The abnormal morphology of polyoma-transformed baby hamster kidney cells is due to a failure to respond to 70K spreading factor

P Knox and S Griffiths

The typical elongated bipolar morphology of baby hamster kidney (BHK) cells is not shown by polyoma-transformed BHK (Py-BHK) cells. Instead, the transformed line adheres poorly to tissue-culture plastic and cells have a more rounded morphology than the parent line. Plasma fibronectin is known to mediate the spreading of BHK cells, but when human serum is subjected to Sephacryl S-300 chromatography two peaks of spreading activity are eluted; the first is fibronectin and the second, which is quantitatively more significant, is a 70 K protein that is not related to fibronectin and stimulates spreading by a different mechanism.
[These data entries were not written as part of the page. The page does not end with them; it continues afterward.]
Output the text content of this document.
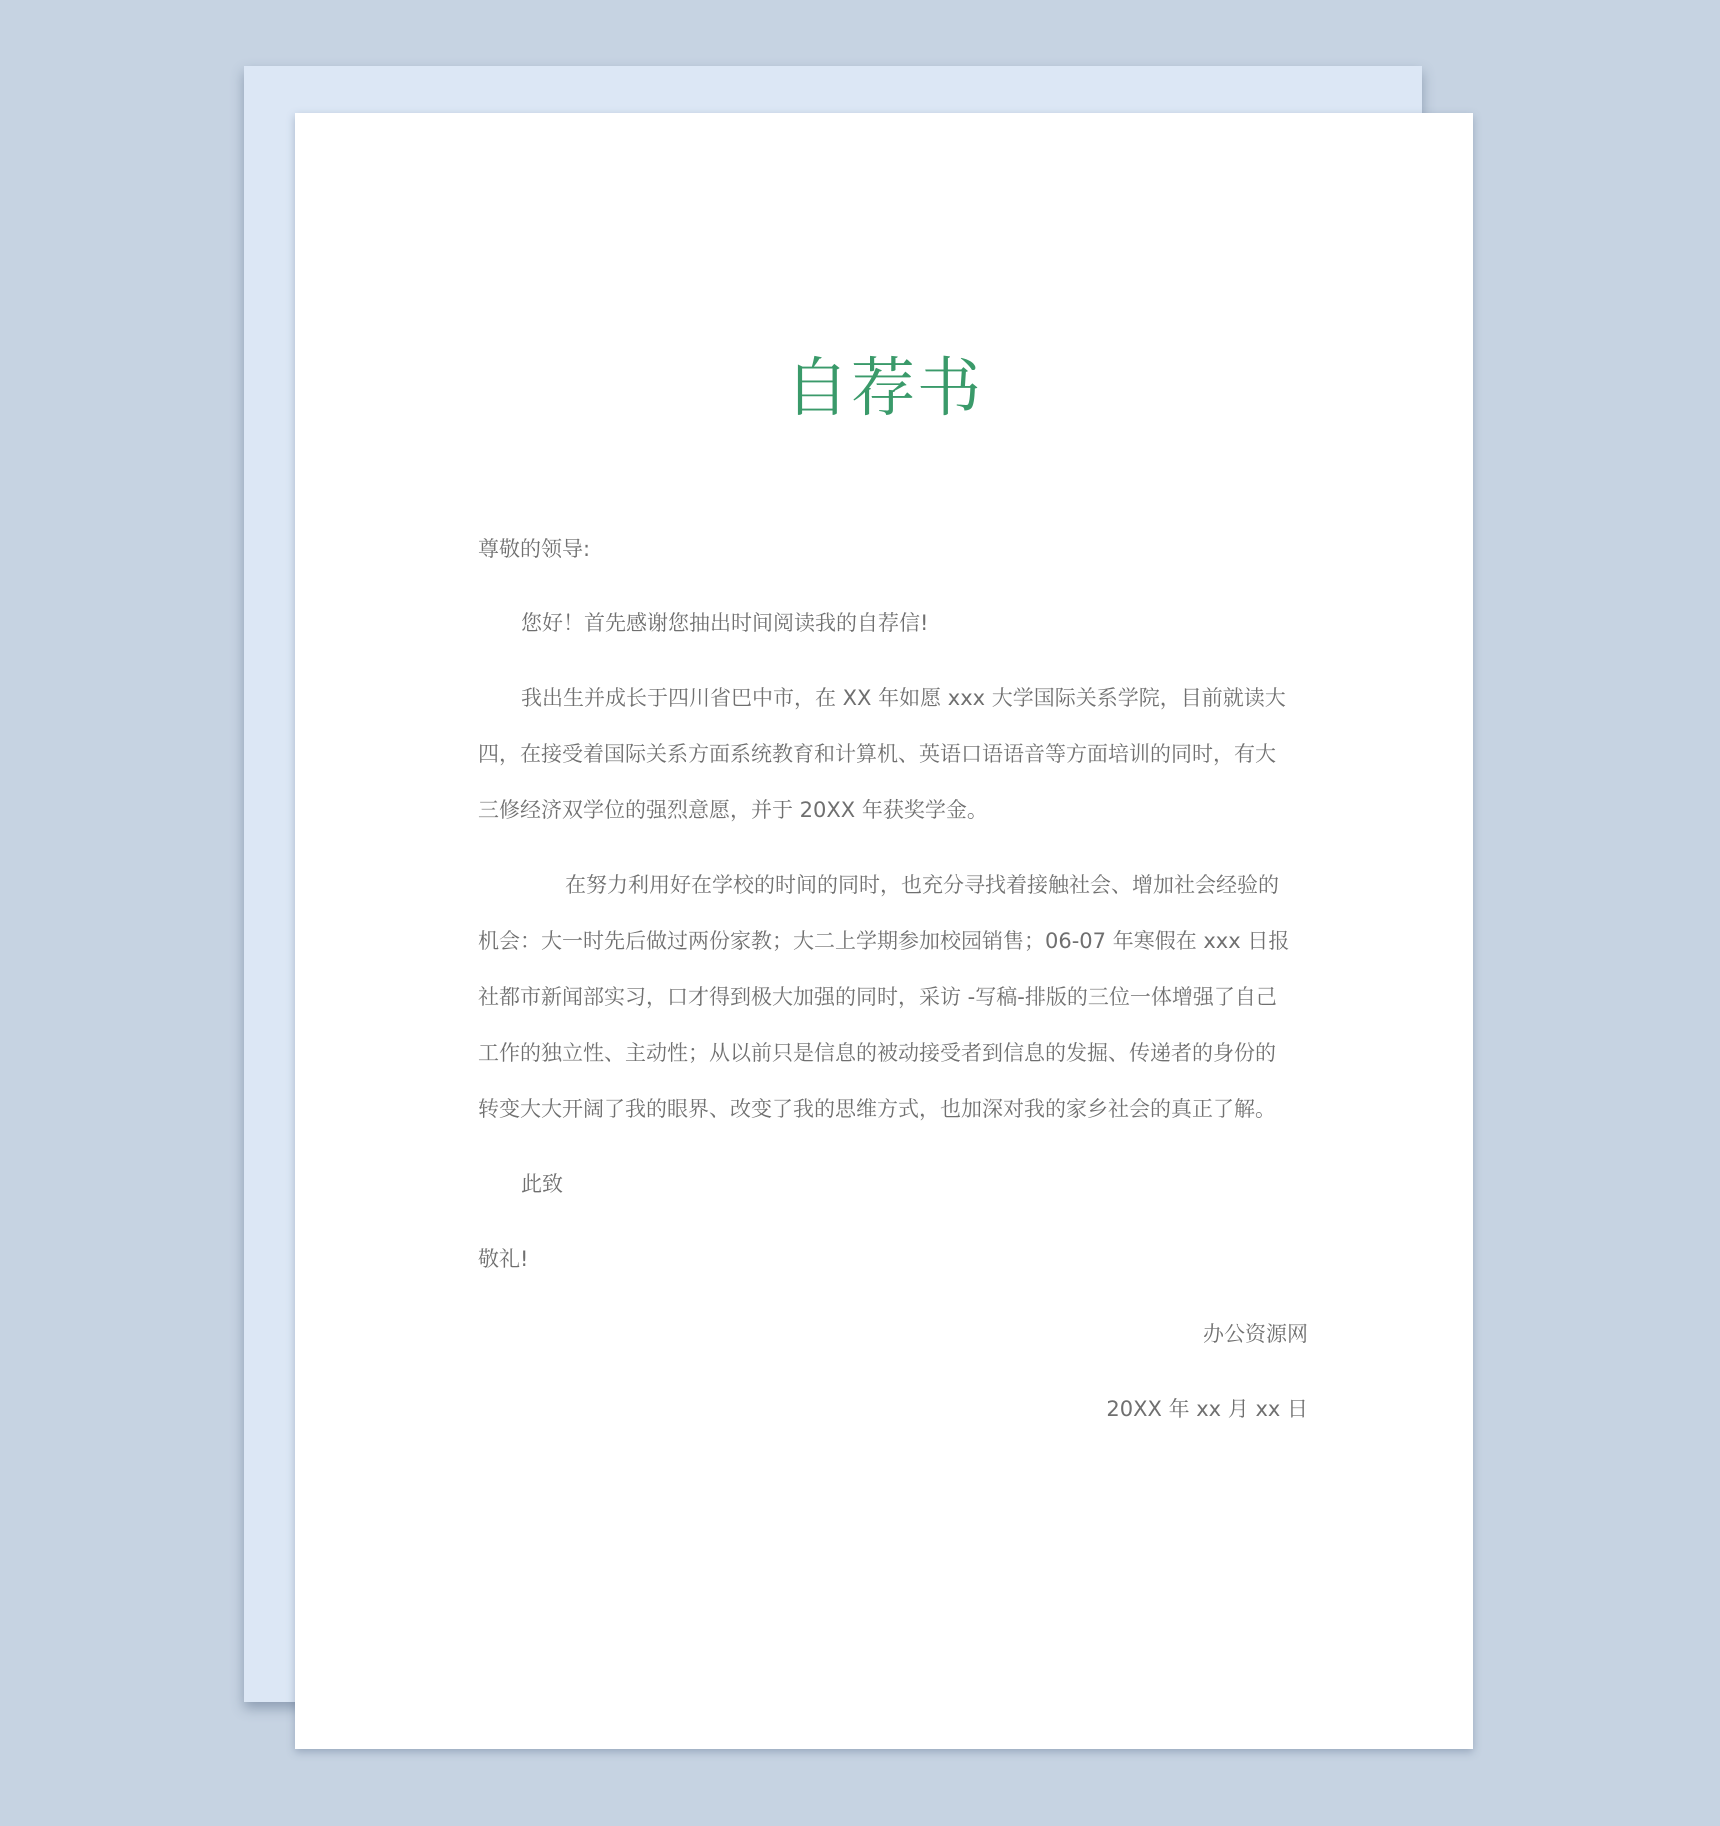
自荐书
尊敬的领导:
您好！首先感谢您抽出时间阅读我的自荐信!
我出生并成长于四川省巴中市，在 XX 年如愿 xxx 大学国际关系学院，目前就读大
四，在接受着国际关系方面系统教育和计算机、英语口语语音等方面培训的同时，有大
三修经济双学位的强烈意愿，并于 20XX 年获奖学金。
在努力利用好在学校的时间的同时，也充分寻找着接触社会、增加社会经验的
机会：大一时先后做过两份家教；大二上学期参加校园销售；06-07 年寒假在 xxx 日报
社都市新闻部实习，口才得到极大加强的同时，采访 -写稿-排版的三位一体增强了自己
工作的独立性、主动性；从以前只是信息的被动接受者到信息的发掘、传递者的身份的
转变大大开阔了我的眼界、改变了我的思维方式，也加深对我的家乡社会的真正了解。
此致
敬礼!
办公资源网
20XX 年 xx 月 xx 日
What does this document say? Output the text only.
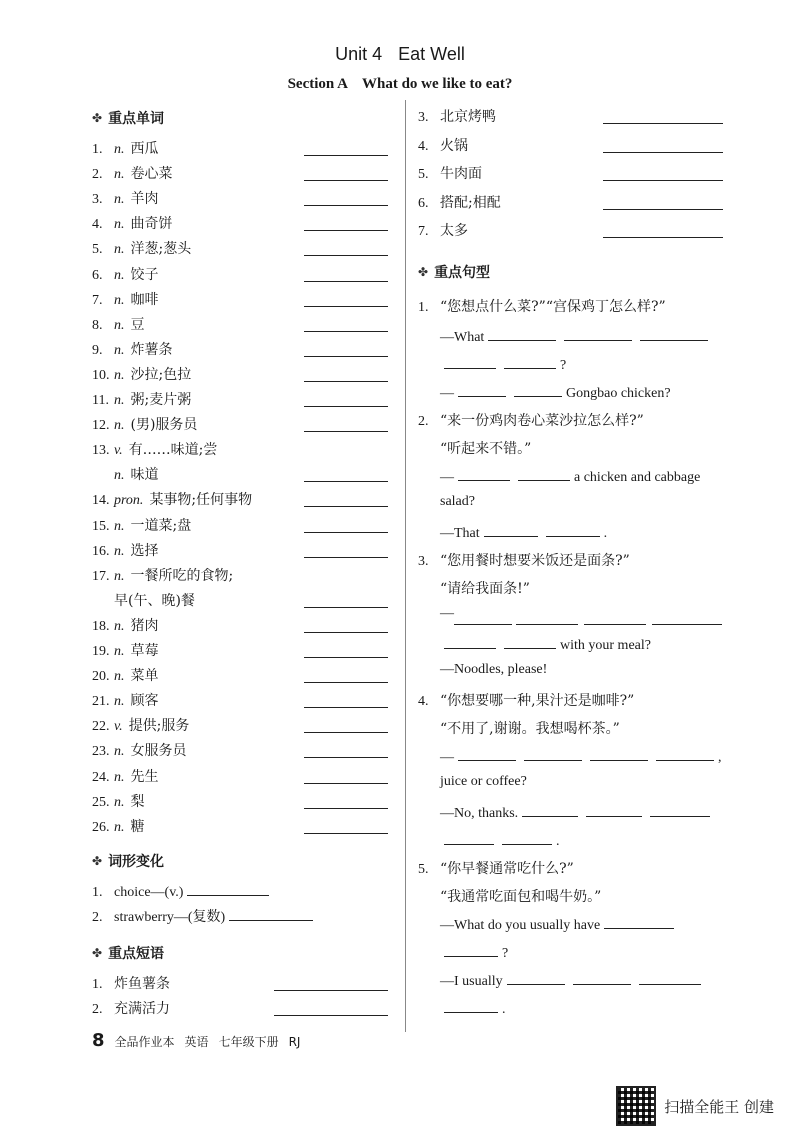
Unit 4 Eat Well
Section A What do we like to eat?
✤ 重点单词
1. n. 西瓜
2. n. 卷心菜
3. n. 羊肉
4. n. 曲奇饼
5. n. 洋葱;葱头
6. n. 饺子
7. n. 咖啡
8. n. 豆
9. n. 炸薯条
10. n. 沙拉;色拉
11. n. 粥;麦片粥
12. n. (男)服务员
13. v. 有……味道;尝
n. 味道
14. pron. 某事物;任何事物
15. n. 一道菜;盘
16. n. 选择
17. n. 一餐所吃的食物;
早(午、晚)餐
18. n. 猪肉
19. n. 草莓
20. n. 菜单
21. n. 顾客
22. v. 提供;服务
23. n. 女服务员
24. n. 先生
25. n. 梨
26. n. 糖
✤ 词形变化
1. choice—(v.)
2. strawberry—(复数)
✤ 重点短语
1. 炸鱼薯条
2. 充满活力
3. 北京烤鸭
4. 火锅
5. 牛肉面
6. 搭配;相配
7. 太多
✤ 重点句型
1. “您想点什么菜?”“宫保鸡丁怎么样?”
—What
?
—	Gongbao chicken?
2. “来一份鸡肉卷心菜沙拉怎么样?”
“听起来不错。”
—	a chicken and cabbage
salad?
—That	.
3. “您用餐时想要米饭还是面条?”
“请给我面条!”
—
with your meal?
—Noodles, please!
4. “你想要哪一种,果汁还是咖啡?”
“不用了,谢谢。我想喝杯茶。”
—	,
juice or coffee?
—No, thanks.
.
5. “你早餐通常吃什么?”
“我通常吃面包和喝牛奶。”
—What do you usually have
?
—I usually
.
8 全品作业本 英语 七年级下册 RJ
扫描全能王 创建
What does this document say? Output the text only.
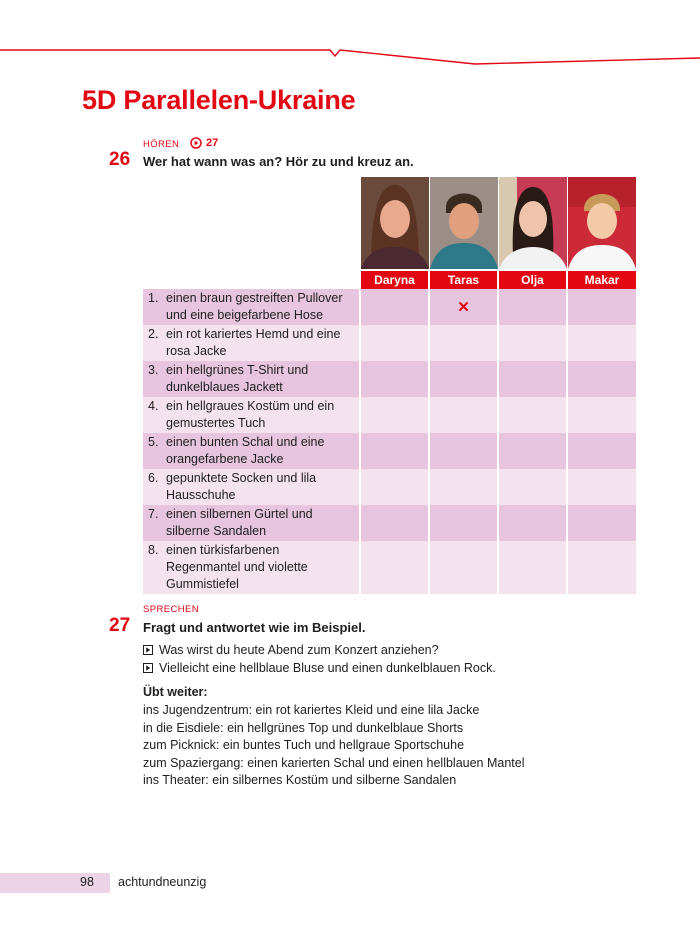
5D Parallelen-Ukraine
HÖREN 27
26 Wer hat wann was an? Hör zu und kreuz an.
	Daryna	Taras	Olja	Makar

1. einen braun gestreiften Pullover und eine beigefarbene Hose		✕		

2. ein rot kariertes Hemd und eine rosa Jacke				

3. ein hellgrünes T-Shirt und dunkelblaues Jackett				

4. ein hellgraues Kostüm und ein gemustertes Tuch				

5. einen bunten Schal und eine orangefarbene Jacke				

6. gepunktete Socken und lila Hausschuhe				

7. einen silbernen Gürtel und silberne Sandalen				

8. einen türkisfarbenen Regenmantel und violette Gummistiefel				

SPRECHEN
27 Fragt und antwortet wie im Beispiel.
Was wirst du heute Abend zum Konzert anziehen?
Vielleicht eine hellblaue Bluse und einen dunkelblauen Rock.
Übt weiter:
ins Jugendzentrum: ein rot kariertes Kleid und eine lila Jacke
in die Eisdiele: ein hellgrünes Top und dunkelblaue Shorts
zum Picknick: ein buntes Tuch und hellgraue Sportschuhe
zum Spaziergang: einen karierten Schal und einen hellblauen Mantel
ins Theater: ein silbernes Kostüm und silberne Sandalen
98 achtundneunzig
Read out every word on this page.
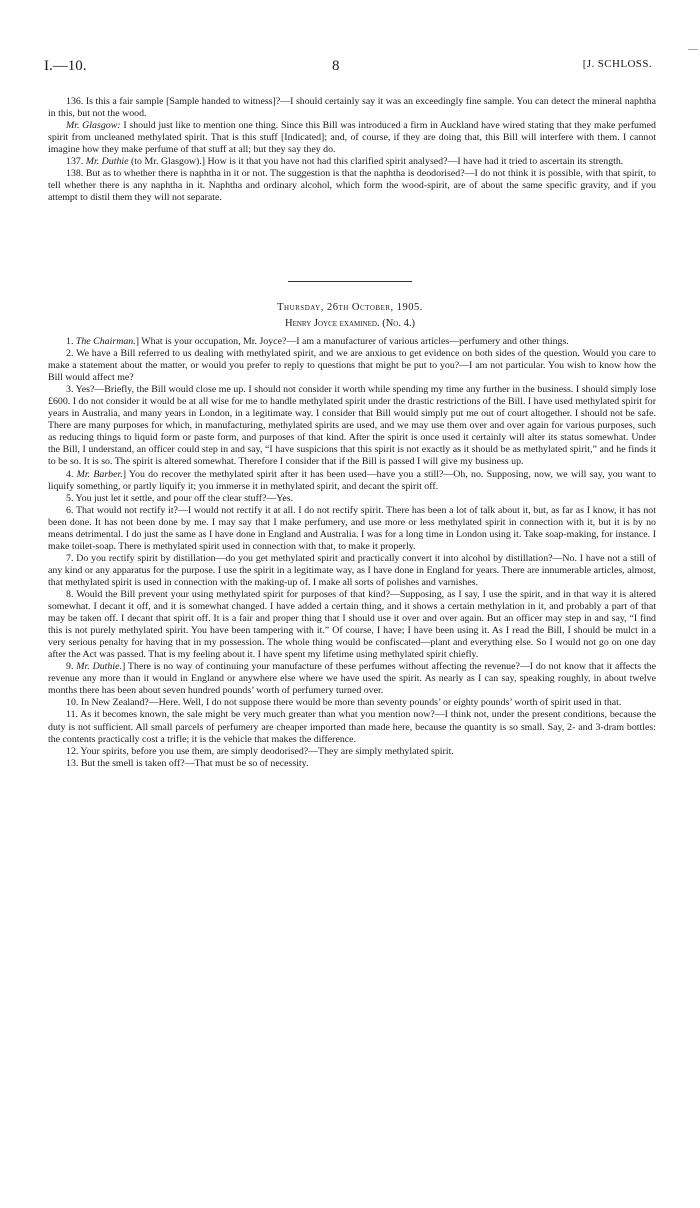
I.—10.	8	[J. SCHLOSS.
—

136. Is this a fair sample [Sample handed to witness]?—I should certainly say it was an exceedingly fine sample. You can detect the mineral naphtha in this, but not the wood.

Mr. Glasgow: I should just like to mention one thing. Since this Bill was introduced a firm in Auckland have wired stating that they make perfumed spirit from uncleaned methylated spirit. That is this stuff [Indicated]; and, of course, if they are doing that, this Bill will interfere with them. I cannot imagine how they make perfume of that stuff at all; but they say they do.

137. Mr. Duthie (to Mr. Glasgow).] How is it that you have not had this clarified spirit analysed?—I have had it tried to ascertain its strength.

138. But as to whether there is naphtha in it or not. The suggestion is that the naphtha is deodorised?—I do not think it is possible, with that spirit, to tell whether there is any naphtha in it. Naphtha and ordinary alcohol, which form the wood-spirit, are of about the same specific gravity, and if you attempt to distil them they will not separate.

Thursday, 26th October, 1905.
Henry Joyce examined. (No. 4.)

1. The Chairman.] What is your occupation, Mr. Joyce?—I am a manufacturer of various articles—perfumery and other things.

2. We have a Bill referred to us dealing with methylated spirit, and we are anxious to get evidence on both sides of the question. Would you care to make a statement about the matter, or would you prefer to reply to questions that might be put to you?—I am not particular. You wish to know how the Bill would affect me?

3. Yes?—Briefly, the Bill would close me up. I should not consider it worth while spending my time any further in the business. I should simply lose £600. I do not consider it would be at all wise for me to handle methylated spirit under the drastic restrictions of the Bill. I have used methylated spirit for years in Australia, and many years in London, in a legitimate way. I consider that Bill would simply put me out of court altogether. I should not be safe. There are many purposes for which, in manufacturing, methylated spirits are used, and we may use them over and over again for various purposes, such as reducing things to liquid form or paste form, and purposes of that kind. After the spirit is once used it certainly will alter its status somewhat. Under the Bill, I understand, an officer could step in and say, “I have suspicions that this spirit is not exactly as it should be as methylated spirit,” and he finds it to be so. It is so. The spirit is altered somewhat. Therefore I consider that if the Bill is passed I will give my business up.

4. Mr. Barber.] You do recover the methylated spirit after it has been used—have you a still?—Oh, no. Supposing, now, we will say, you want to liquify something, or partly liquify it; you immerse it in methylated spirit, and decant the spirit off.

5. You just let it settle, and pour off the clear stuff?—Yes.

6. That would not rectify it?—I would not rectify it at all. I do not rectify spirit. There has been a lot of talk about it, but, as far as I know, it has not been done. It has not been done by me. I may say that I make perfumery, and use more or less methylated spirit in connection with it, but it is by no means detrimental. I do just the same as I have done in England and Australia. I was for a long time in London using it. Take soap-making, for instance. I make toilet-soap. There is methylated spirit used in connection with that, to make it properly.

7. Do you rectify spirit by distillation—do you get methylated spirit and practically convert it into alcohol by distillation?—No. I have not a still of any kind or any apparatus for the purpose. I use the spirit in a legitimate way, as I have done in England for years. There are innumerable articles, almost, that methylated spirit is used in connection with the making-up of. I make all sorts of polishes and varnishes.

8. Would the Bill prevent your using methylated spirit for purposes of that kind?—Supposing, as I say, I use the spirit, and in that way it is altered somewhat. I decant it off, and it is somewhat changed. I have added a certain thing, and it shows a certain methylation in it, and probably a part of that may be taken off. I decant that spirit off. It is a fair and proper thing that I should use it over and over again. But an officer may step in and say, “I find this is not purely methylated spirit. You have been tampering with it.” Of course, I have; I have been using it. As I read the Bill, I should be mulct in a very serious penalty for having that in my possession. The whole thing would be confiscated—plant and everything else. So I would not go on one day after the Act was passed. That is my feeling about it. I have spent my lifetime using methylated spirit chiefly.

9. Mr. Duthie.] There is no way of continuing your manufacture of these perfumes without affecting the revenue?—I do not know that it affects the revenue any more than it would in England or anywhere else where we have used the spirit. As nearly as I can say, speaking roughly, in about twelve months there has been about seven hundred pounds’ worth of perfumery turned over.

10. In New Zealand?—Here. Well, I do not suppose there would be more than seventy pounds’ or eighty pounds’ worth of spirit used in that.

11. As it becomes known, the sale might be very much greater than what you mention now?—I think not, under the present conditions, because the duty is not sufficient. All small parcels of perfumery are cheaper imported than made here, because the quantity is so small. Say, 2- and 3-dram bottles: the contents practically cost a trifle; it is the vehicle that makes the difference.

12. Your spirits, before you use them, are simply deodorised?—They are simply methylated spirit.

13. But the smell is taken off?—That must be so of necessity.
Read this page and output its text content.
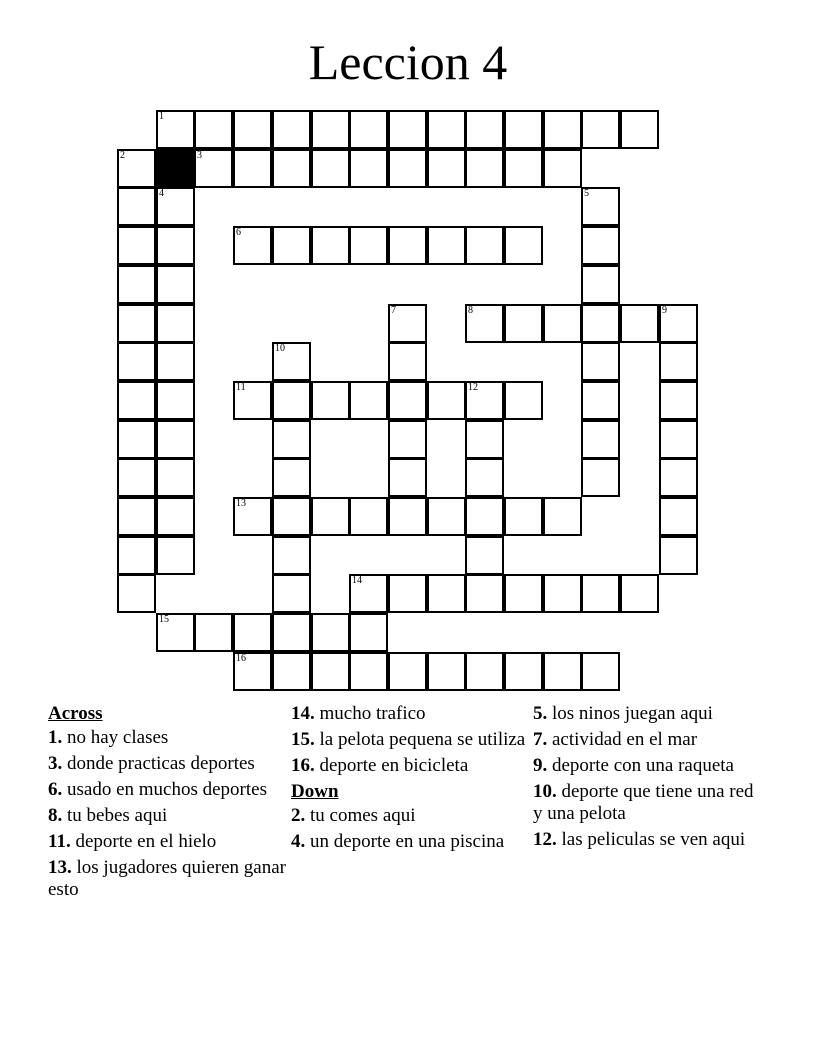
Leccion 4
1
2	3
4	5
6
7	8	9
10
11	12
13
14
15
16
Across
1. no hay clases
3. donde practicas deportes
6. usado en muchos deportes
8. tu bebes aqui
11. deporte en el hielo
13. los jugadores quieren ganar esto
14. mucho trafico
15. la pelota pequena se utiliza
16. deporte en bicicleta
Down
2. tu comes aqui
4. un deporte en una piscina
5. los ninos juegan aqui
7. actividad en el mar
9. deporte con una raqueta
10. deporte que tiene una red y una pelota
12. las peliculas se ven aqui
Py-BHK cells spread well in low concentrations of purified fibronectin but will not spread well in levels of serum that contain similar or greater concentrations of fibronectin. This is because fibronectin-mediated spreading of both BHK and Py-BHK cells occurs only in the presence of low concentrations of other proteins; albumin and other serum proteins inhibit fibronectin-mediated spreading. BHK cells spread under routine culture conditions in response to the 70 K factor rather than fibronectin. The altered morphology that results from viral transformation is due to a failure of the cells to respond to the 70 K spreading factor.